Cette initiative porte la griffe du 1er « Tigre » de Fass, Mbaye Guèye, toujours fidèle au poste. Le jugement qu'il porte sur la défunte saison, sans aucune complaisance, renseigne sur son état d'esprit. Selon lui, les espoirs ont quelque peu sauvé la dernière saison de l'écurie Fass. A l'inverse, les ténors sur qui reposait l'espoir des inconditionnels pour un retour au premier plan de Fass, n'ont pas assuré.
Ainsi, en termes de bilan, l'écurie a enregistré 12 succès pour un passif lourd de 13 défaites : un goal différence de -1. Une contre-performance fortement médiatisée. Il ne pouvait en être autrement quand les « recalés » s'appellent Moustapha Guèye (défait successivement par Lac de Guiers 2 et Balla Gaye 2), Gris Bordeaux que Yékini a renvoyé à ses cours de technique de lutte, Balla Diouf incapable de se remettre en selle face à Issa Pouye. Sans oublier les revers de Zale Lô face à Boy à Kaïré et de Rock Mbalakh contre Tonnerre, même si ces deux derniers ont quitté le navire avec fracas avant la clôture de la saison.
Les rares satisfactions ont été le fait de Papa Sow qui marche inexorablement vers le sommet. Boy Sèye (Keur Massar Mbollo) et Bathie Séras (Guinaw Rail) qui ont voulu l'en empêcher en ont eu pour leurs frais. On peut en dire autant d'Abasse Wade dit Forza qui, sans forcer outre mesure son talent, a limité les ambitions de Modou Awa Tine, un des poulains de Boy Bambara. Bruce Lee a quelque peu terni sa belle saison (2 victoires en deux sorties) avec une "parenthèse judiciaire" dont il n'avait vraiment pas besoin....
Pour expliquer ces contre-performances, certains n'hésitent pas à avancer le manque de "patriotisme de quartier" des lutteurs dont pratiquement aucun n'habite plus les lieux. D'autres avancent l'inexistence de conditions de performances qui résulte d'un manque de rigueur et de régularité dans les séances d'entraînement. Sans oublier le climat de suspicion qui a fini de polluer l'atmosphère dans cette écurie et qui a débouché sur le divorce de Zale Lô et Rock Mbalakh avec l'écurie-mère.
Il y a même eu le "cas" Moussa Gningue, fidèle parmi les plus fidèles, et préposé à la gestion de l'environnement psychologique qui a brillé par son absence au plus fort de la tourmente, notamment lors du combat Gris Bordeaux-Yékini. La dernière tuile tombée sur la tête de l'écurie Fass, cette saison, est d'ordre administratif.

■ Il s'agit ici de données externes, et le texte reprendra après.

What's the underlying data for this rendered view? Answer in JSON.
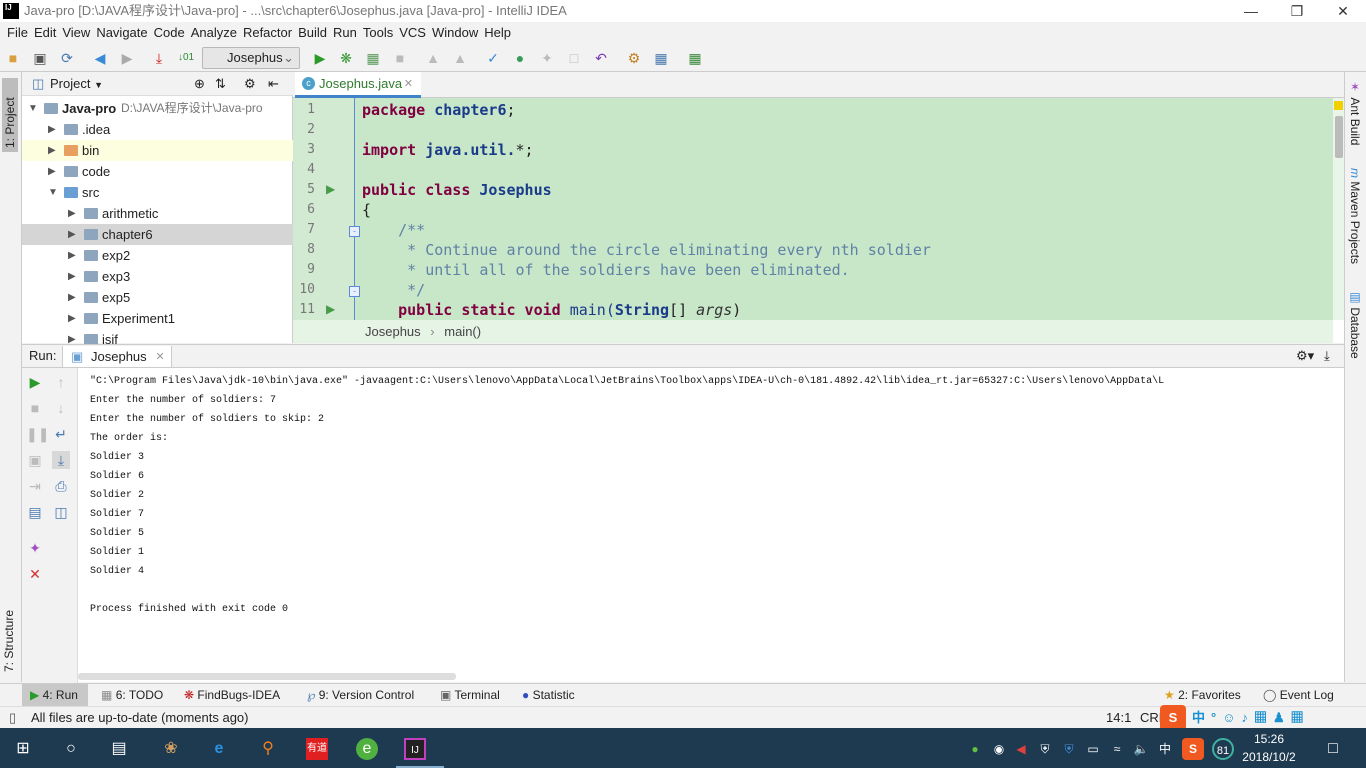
{
  "window": {
    "title": "Java-pro [D:\\JAVA程序设计\\Java-pro] - ...\\src\\chapter6\\Josephus.java [Java-pro] - IntelliJ IDEA",
    "logo": "IJ"
  },
  "menu": [
    "File",
    "Edit",
    "View",
    "Navigate",
    "Code",
    "Analyze",
    "Refactor",
    "Build",
    "Run",
    "Tools",
    "VCS",
    "Window",
    "Help"
  ],
  "toolbar": {
    "run_config": "Josephus"
  },
  "left_strip": {
    "project_tab": "1: Project",
    "structure_tab": "7: Structure"
  },
  "right_strip": {
    "ant": "Ant Build",
    "maven": "Maven Projects",
    "database": "Database"
  },
  "project": {
    "title": "Project",
    "root": {
      "name": "Java-pro",
      "path": "D:\\JAVA程序设计\\Java-pro"
    },
    "items": [
      {
        "label": ".idea",
        "level": 1,
        "expanded": false
      },
      {
        "label": "bin",
        "level": 1,
        "expanded": false,
        "color": "#e8a060"
      },
      {
        "label": "code",
        "level": 1,
        "expanded": false
      },
      {
        "label": "src",
        "level": 1,
        "expanded": true,
        "color": "#6a9fd4"
      },
      {
        "label": "arithmetic",
        "level": 2,
        "expanded": false
      },
      {
        "label": "chapter6",
        "level": 2,
        "expanded": false,
        "selected": true
      },
      {
        "label": "exp2",
        "level": 2,
        "expanded": false
      },
      {
        "label": "exp3",
        "level": 2,
        "expanded": false
      },
      {
        "label": "exp5",
        "level": 2,
        "expanded": false
      },
      {
        "label": "Experiment1",
        "level": 2,
        "expanded": false
      },
      {
        "label": "jsjf",
        "level": 2,
        "expanded": false
      }
    ]
  },
  "editor": {
    "tab": "Josephus.java",
    "lines": [
      "1",
      "2",
      "3",
      "4",
      "5",
      "6",
      "7",
      "8",
      "9",
      "10",
      "11"
    ],
    "code": {
      "l1a": "package ",
      "l1b": "chapter6",
      ";": ";",
      "l3a": "import ",
      "l3b": "java.util.",
      "l3c": "*;",
      "l5a": "public class ",
      "l5b": "Josephus",
      "l6": "{",
      "l7": "    /**",
      "l8": "     * Continue around the circle eliminating every nth soldier",
      "l9": "     * until all of the soldiers have been eliminated.",
      "l10": "     */",
      "l11a": "    public static void ",
      "l11b": "main(",
      "l11c": "String",
      "l11d": "[] ",
      "l11e": "args",
      ")": ")"
    },
    "breadcrumb": [
      "Josephus",
      "main()"
    ]
  },
  "run": {
    "label": "Run:",
    "tab": "Josephus",
    "output": [
      "\"C:\\Program Files\\Java\\jdk-10\\bin\\java.exe\" -javaagent:C:\\Users\\lenovo\\AppData\\Local\\JetBrains\\Toolbox\\apps\\IDEA-U\\ch-0\\181.4892.42\\lib\\idea_rt.jar=65327:C:\\Users\\lenovo\\AppData\\L",
      "Enter the number of soldiers: 7",
      "Enter the number of soldiers to skip: 2",
      "The order is:",
      "Soldier 3",
      "Soldier 6",
      "Soldier 2",
      "Soldier 7",
      "Soldier 5",
      "Soldier 1",
      "Soldier 4",
      "",
      "Process finished with exit code 0"
    ]
  },
  "bottom_tabs": [
    "4: Run",
    "6: TODO",
    "FindBugs-IDEA",
    "9: Version Control",
    "Terminal",
    "Statistic"
  ],
  "bottom_right": [
    "2: Favorites",
    "Event Log"
  ],
  "status": {
    "message": "All files are up-to-date (moments ago)",
    "position": "14:1",
    "line_sep": "CRL"
  },
  "taskbar": {
    "time": "15:26",
    "date": "2018/10/2",
    "ime": "中",
    "battery_badge": "81",
    "youdao": "有道"
  }
}
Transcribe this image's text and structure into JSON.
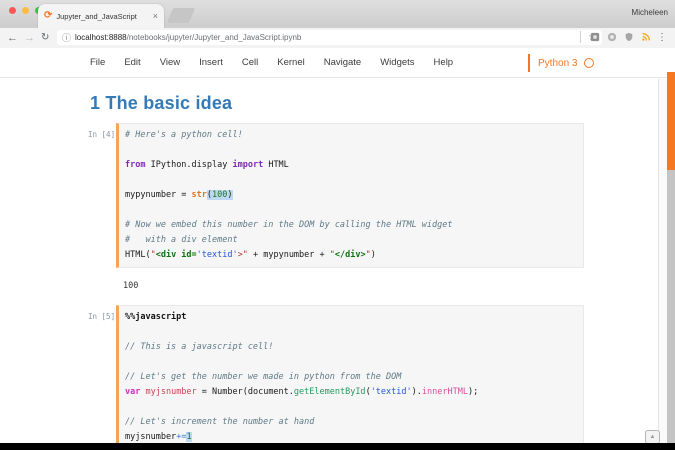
{
  "browser": {
    "window_user": "Micheleen",
    "tab_title": "Jupyter_and_JavaScript",
    "url_host": "localhost:8888",
    "url_path": "/notebooks/jupyter/Jupyter_and_JavaScript.ipynb"
  },
  "icons": {
    "back": "←",
    "forward": "→",
    "reload": "↻",
    "info": "ⓘ",
    "star": "☆",
    "tab_close": "×",
    "favicon": "⟳",
    "menu_dots": "⋮",
    "badge_glyph": "▲"
  },
  "colors": {
    "jupyter_orange": "#f37626",
    "heading_blue": "#337ab7",
    "cell_border_orange": "#f5a55a"
  },
  "notebook": {
    "menu": {
      "items": [
        "File",
        "Edit",
        "View",
        "Insert",
        "Cell",
        "Kernel",
        "Navigate",
        "Widgets",
        "Help"
      ]
    },
    "kernel": {
      "name": "Python 3"
    },
    "heading": {
      "text": "1  The basic idea"
    },
    "cells": [
      {
        "prompt": "In [4]:",
        "output": "100",
        "lines": [
          [
            {
              "c": "com",
              "t": "# Here's a python cell!"
            }
          ],
          [],
          [
            {
              "c": "kw",
              "t": "from"
            },
            {
              "t": " IPython.display "
            },
            {
              "c": "kw",
              "t": "import"
            },
            {
              "t": " HTML"
            }
          ],
          [],
          [
            {
              "t": "mypynumber = "
            },
            {
              "c": "bi",
              "t": "str"
            },
            {
              "c": "hl",
              "t": "("
            },
            {
              "c": "num hl",
              "t": "100"
            },
            {
              "c": "hl",
              "t": ")"
            }
          ],
          [],
          [
            {
              "c": "com",
              "t": "# Now we embed this number in the DOM by calling the HTML widget"
            }
          ],
          [
            {
              "c": "com",
              "t": "#   with a div element"
            }
          ],
          [
            {
              "t": "HTML("
            },
            {
              "c": "str",
              "t": "\""
            },
            {
              "c": "tag",
              "t": "<div id="
            },
            {
              "c": "atr",
              "t": "'textid'"
            },
            {
              "c": "str",
              "t": ">\""
            },
            {
              "t": " + mypynumber + "
            },
            {
              "c": "str",
              "t": "\""
            },
            {
              "c": "tag",
              "t": "</div>"
            },
            {
              "c": "str",
              "t": "\""
            },
            {
              "t": ")"
            }
          ]
        ]
      },
      {
        "prompt": "In [5]:",
        "lines": [
          [
            {
              "c": "mag",
              "t": "%%javascript"
            }
          ],
          [],
          [
            {
              "c": "com",
              "t": "// This is a javascript cell!"
            }
          ],
          [],
          [
            {
              "c": "com",
              "t": "// Let's get the number we made in python from the DOM"
            }
          ],
          [
            {
              "c": "kw2",
              "t": "var"
            },
            {
              "t": " "
            },
            {
              "c": "def",
              "t": "myjsnumber"
            },
            {
              "t": " = Number(document."
            },
            {
              "c": "prG",
              "t": "getElementById"
            },
            {
              "t": "("
            },
            {
              "c": "atr",
              "t": "'textid'"
            },
            {
              "t": ")."
            },
            {
              "c": "prP",
              "t": "innerHTML"
            },
            {
              "t": ");"
            }
          ],
          [],
          [
            {
              "c": "com",
              "t": "// Let's increment the number at hand"
            }
          ],
          [
            {
              "t": "myjsnumber"
            },
            {
              "c": "op",
              "t": "+="
            },
            {
              "c": "num hl",
              "t": "1"
            }
          ]
        ]
      }
    ]
  }
}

Son capitaine et tête de file, Moustapha Guèye, atteint par la limite d'âge (45 ans), se retire de l'arène et cède le brassard à Gris Bordeaux qui fait déjà face à la première crise de son « règne » : la naissance de Fass Bennoo dont les membres fondateurs lui contestent sa légitimité en tant que 3e "Tigre" de Fass.